Sunday Independent (Ireland)

It’s time to walk away, Roy: you have nothing to prove to anyone

-

THE four greatest Irish footballer­s were John Giles, Liam Brady, Paul McGrath, and Roy Keane. You might rank them in order, but most of us would agree that these are the four really worldclass players we’ve had.

We would also note with a certain unease that there was a continuity until the time of Keane, that at any point between the early 1960s and the retirement of Keane in 2005, we always had at least one great player — and these days you don’t really need much more than one of them, to do well in internatio­nal football.

But that gap which has formed is wider still, when you consider that Giles himself has stated that if he was in a battle to win a match to save his life, and he had to choose one player to be by his side, he would want Roy Keane there.

So you’d miss Roy Keane on the park, and maybe in his strange career at various levels of management, Keane is just missing himself. Certainly unlike Giles or Brady, his achievemen­ts as a player do not seem to have brought him the kind of satisfacti­on they should have done — the peace that comes from the knowledge that they made the most of the gifts that they had, that they “left nothing out there”.
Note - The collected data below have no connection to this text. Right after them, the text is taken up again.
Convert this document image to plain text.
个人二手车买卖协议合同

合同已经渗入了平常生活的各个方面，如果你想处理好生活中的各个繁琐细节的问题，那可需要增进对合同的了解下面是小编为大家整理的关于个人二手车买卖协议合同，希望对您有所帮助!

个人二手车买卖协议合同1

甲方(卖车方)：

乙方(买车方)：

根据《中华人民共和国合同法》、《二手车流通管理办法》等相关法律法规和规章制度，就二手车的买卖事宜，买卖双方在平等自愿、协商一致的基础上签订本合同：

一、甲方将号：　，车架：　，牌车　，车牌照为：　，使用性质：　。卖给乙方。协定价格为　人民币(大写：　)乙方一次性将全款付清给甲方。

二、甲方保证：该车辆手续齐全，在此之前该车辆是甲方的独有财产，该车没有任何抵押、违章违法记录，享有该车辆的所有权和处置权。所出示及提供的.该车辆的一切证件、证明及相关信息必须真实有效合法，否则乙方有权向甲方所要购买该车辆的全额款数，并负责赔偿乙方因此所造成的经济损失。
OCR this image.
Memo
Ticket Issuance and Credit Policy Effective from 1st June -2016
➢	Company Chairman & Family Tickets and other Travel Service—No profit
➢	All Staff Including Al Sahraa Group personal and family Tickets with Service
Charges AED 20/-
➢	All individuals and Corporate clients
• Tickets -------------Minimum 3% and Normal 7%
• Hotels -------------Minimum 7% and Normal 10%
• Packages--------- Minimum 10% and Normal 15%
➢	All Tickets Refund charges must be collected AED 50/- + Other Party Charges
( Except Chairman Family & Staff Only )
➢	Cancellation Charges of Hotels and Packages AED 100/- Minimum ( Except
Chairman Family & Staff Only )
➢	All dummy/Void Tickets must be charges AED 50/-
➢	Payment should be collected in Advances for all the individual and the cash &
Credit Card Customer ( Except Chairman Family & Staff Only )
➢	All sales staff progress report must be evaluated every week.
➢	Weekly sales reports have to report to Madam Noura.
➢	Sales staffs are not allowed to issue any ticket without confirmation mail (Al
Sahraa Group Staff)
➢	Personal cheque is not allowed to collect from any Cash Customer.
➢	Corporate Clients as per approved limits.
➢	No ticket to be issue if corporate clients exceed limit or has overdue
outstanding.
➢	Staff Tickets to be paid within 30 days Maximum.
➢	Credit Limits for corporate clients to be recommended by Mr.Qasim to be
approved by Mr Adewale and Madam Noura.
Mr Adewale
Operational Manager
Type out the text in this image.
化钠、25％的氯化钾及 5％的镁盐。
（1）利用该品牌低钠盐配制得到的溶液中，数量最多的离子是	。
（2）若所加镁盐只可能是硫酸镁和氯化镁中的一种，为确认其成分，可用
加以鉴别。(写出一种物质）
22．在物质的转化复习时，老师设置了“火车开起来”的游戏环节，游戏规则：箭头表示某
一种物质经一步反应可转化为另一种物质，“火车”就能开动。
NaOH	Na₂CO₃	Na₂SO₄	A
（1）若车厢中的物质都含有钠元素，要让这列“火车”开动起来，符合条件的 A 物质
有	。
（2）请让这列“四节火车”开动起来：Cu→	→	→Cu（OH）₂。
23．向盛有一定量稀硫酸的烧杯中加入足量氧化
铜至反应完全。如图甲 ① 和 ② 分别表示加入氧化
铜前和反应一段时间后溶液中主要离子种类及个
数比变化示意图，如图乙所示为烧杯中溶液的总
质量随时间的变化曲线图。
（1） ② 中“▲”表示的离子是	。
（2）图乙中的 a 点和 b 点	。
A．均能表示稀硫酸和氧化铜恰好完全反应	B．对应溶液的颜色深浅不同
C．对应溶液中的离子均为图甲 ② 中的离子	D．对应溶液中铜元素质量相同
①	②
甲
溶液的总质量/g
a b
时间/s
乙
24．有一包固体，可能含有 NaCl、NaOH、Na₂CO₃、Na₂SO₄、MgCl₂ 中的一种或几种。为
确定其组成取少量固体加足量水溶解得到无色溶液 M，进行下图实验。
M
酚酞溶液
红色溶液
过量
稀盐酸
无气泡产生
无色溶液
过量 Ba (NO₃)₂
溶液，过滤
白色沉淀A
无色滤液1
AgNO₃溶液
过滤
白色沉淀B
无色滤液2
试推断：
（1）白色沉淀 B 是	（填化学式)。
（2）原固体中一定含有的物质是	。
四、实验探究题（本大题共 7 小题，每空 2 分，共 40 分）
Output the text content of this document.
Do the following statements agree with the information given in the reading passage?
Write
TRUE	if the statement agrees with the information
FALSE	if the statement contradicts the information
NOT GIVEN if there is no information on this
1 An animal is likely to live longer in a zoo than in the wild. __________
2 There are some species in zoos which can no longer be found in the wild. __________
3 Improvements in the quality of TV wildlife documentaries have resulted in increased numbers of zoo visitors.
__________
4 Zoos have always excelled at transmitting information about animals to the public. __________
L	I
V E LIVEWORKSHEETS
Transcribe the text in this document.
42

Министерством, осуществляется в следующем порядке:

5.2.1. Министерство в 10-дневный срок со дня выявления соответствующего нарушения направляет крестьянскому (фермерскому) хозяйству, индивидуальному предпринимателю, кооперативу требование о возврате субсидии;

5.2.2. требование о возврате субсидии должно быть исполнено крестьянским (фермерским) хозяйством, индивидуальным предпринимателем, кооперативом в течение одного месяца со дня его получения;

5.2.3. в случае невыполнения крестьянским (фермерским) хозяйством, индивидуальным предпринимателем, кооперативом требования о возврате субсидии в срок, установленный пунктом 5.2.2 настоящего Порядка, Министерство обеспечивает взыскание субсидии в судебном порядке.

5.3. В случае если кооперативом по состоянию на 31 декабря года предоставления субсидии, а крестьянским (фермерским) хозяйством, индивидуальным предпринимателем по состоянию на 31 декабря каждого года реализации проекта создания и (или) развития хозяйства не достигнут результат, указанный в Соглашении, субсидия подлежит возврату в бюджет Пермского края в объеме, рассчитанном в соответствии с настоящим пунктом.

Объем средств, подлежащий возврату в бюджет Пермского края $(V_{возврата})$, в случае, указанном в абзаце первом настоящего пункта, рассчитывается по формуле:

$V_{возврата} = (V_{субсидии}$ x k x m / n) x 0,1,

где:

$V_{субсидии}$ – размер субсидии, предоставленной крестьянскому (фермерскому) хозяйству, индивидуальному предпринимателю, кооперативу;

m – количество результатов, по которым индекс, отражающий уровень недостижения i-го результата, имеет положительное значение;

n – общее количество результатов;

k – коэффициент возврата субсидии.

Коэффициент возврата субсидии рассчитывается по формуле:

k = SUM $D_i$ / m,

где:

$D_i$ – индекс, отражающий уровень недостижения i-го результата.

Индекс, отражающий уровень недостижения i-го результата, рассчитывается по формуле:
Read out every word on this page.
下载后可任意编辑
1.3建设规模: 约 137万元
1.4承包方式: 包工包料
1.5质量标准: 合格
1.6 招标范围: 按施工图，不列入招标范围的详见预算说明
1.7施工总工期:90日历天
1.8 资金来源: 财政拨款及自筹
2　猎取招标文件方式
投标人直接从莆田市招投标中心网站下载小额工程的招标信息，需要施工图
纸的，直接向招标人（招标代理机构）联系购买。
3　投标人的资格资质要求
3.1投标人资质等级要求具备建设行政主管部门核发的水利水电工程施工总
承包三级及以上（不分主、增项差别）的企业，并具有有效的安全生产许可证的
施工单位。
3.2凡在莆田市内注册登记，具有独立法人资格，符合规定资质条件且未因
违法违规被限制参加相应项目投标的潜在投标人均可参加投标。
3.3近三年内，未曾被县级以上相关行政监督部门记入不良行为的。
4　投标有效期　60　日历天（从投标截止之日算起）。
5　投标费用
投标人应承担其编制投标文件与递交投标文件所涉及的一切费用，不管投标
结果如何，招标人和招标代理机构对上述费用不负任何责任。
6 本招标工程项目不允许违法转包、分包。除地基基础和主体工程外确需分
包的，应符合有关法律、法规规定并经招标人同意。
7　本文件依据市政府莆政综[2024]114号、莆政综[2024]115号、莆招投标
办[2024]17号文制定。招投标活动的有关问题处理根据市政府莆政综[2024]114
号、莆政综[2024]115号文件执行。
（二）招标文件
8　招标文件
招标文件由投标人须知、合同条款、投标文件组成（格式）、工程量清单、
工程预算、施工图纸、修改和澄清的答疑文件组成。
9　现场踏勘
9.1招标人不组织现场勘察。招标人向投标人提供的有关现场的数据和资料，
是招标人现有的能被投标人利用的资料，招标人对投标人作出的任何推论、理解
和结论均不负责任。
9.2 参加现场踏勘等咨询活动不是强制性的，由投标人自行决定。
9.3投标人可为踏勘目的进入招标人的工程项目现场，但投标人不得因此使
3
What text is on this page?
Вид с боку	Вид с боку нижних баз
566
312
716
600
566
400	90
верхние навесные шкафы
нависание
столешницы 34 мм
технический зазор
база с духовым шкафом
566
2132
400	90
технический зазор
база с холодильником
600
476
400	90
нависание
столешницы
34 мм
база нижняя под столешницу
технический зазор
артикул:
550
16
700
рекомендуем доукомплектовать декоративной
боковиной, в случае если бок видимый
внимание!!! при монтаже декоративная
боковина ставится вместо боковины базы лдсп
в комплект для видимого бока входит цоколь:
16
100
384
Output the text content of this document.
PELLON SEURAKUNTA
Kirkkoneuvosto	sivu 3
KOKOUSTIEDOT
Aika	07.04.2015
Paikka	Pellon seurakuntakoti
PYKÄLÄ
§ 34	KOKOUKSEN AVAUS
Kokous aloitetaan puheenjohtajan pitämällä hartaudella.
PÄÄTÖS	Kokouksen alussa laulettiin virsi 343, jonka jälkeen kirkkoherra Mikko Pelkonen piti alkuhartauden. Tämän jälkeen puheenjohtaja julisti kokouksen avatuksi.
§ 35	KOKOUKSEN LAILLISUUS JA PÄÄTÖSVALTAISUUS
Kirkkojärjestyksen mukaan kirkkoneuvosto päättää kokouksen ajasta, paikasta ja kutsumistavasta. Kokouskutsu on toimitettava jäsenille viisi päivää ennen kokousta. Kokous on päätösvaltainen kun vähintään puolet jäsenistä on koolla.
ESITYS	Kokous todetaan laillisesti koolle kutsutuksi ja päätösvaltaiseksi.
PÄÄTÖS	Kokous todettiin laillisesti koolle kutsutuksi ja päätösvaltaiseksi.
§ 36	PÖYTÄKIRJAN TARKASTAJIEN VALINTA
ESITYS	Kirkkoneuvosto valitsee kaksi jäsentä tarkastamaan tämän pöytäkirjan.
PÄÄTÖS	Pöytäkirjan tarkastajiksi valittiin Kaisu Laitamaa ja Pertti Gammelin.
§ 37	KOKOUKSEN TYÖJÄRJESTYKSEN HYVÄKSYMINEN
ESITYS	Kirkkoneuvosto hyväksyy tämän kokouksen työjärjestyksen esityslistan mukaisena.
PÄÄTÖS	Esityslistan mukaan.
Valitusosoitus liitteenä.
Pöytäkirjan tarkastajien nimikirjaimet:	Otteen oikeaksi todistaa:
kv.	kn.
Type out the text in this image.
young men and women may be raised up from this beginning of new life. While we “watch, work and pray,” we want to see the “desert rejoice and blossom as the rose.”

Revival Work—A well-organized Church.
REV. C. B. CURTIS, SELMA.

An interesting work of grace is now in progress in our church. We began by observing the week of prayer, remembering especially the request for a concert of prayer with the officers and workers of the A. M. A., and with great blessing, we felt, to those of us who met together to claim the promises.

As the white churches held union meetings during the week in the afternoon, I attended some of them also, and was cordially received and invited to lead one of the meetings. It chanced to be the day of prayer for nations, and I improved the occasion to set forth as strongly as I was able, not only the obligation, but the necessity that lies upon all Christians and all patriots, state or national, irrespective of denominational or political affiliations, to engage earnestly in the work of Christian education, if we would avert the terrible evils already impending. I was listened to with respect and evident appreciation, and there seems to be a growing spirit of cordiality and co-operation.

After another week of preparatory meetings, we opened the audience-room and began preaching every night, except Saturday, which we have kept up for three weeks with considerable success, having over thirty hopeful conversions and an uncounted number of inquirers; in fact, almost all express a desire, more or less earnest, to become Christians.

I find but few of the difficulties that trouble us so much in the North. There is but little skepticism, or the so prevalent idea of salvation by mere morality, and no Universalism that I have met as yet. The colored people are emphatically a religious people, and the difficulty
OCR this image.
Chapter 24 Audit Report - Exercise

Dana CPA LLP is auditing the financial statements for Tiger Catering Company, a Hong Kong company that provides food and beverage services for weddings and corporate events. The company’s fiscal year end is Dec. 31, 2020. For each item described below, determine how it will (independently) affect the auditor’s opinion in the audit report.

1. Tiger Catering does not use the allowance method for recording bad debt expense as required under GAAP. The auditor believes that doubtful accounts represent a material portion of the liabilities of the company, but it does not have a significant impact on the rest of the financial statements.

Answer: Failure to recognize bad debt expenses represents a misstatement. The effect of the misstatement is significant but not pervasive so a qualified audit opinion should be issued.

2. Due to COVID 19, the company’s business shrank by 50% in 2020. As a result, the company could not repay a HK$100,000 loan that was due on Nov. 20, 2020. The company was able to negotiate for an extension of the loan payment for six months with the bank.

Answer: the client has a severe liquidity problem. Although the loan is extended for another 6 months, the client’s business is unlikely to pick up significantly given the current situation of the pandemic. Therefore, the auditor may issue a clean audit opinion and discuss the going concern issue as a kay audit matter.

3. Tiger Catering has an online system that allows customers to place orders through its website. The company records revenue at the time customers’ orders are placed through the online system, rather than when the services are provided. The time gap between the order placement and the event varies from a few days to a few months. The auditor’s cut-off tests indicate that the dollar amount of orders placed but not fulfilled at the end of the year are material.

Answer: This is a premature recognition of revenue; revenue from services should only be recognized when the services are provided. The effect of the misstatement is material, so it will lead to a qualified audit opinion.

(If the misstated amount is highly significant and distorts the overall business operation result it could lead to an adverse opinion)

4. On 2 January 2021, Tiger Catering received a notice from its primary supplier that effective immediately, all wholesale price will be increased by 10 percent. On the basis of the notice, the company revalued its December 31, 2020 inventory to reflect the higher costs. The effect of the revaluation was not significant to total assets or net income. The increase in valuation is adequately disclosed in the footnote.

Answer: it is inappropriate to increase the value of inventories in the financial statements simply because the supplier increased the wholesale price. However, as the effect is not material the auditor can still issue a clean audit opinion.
Paul McGrath too has found that peace elusive for reasons outside of football, and Keane still exudes this sense of profound discontent, still having “altercatio­ns” after all these years.

Clearly he has failed at whatever he was doing for the last five years with the Republic, but that shouldn’t matter much. When you have John Giles saying that in a match to save his life he would want you by his side, you have already succeeded in life beyond the wildest dreams of the overwhelmi­ng majority of the human race.

So when Matt Doherty told RTE Sport that he and other players couldn’t quite figure out what Roy was doing there (nor could they figure out at times what Martin was doing there) there could be a simple explanatio­n: in football, Roy’s work is already done.

And it was tremendous work, and it would be even more tremendous if he was able to look back on it with the pleasure that other men might derive from such a singular career.

It’s time to walk away Roy — you know you can do it.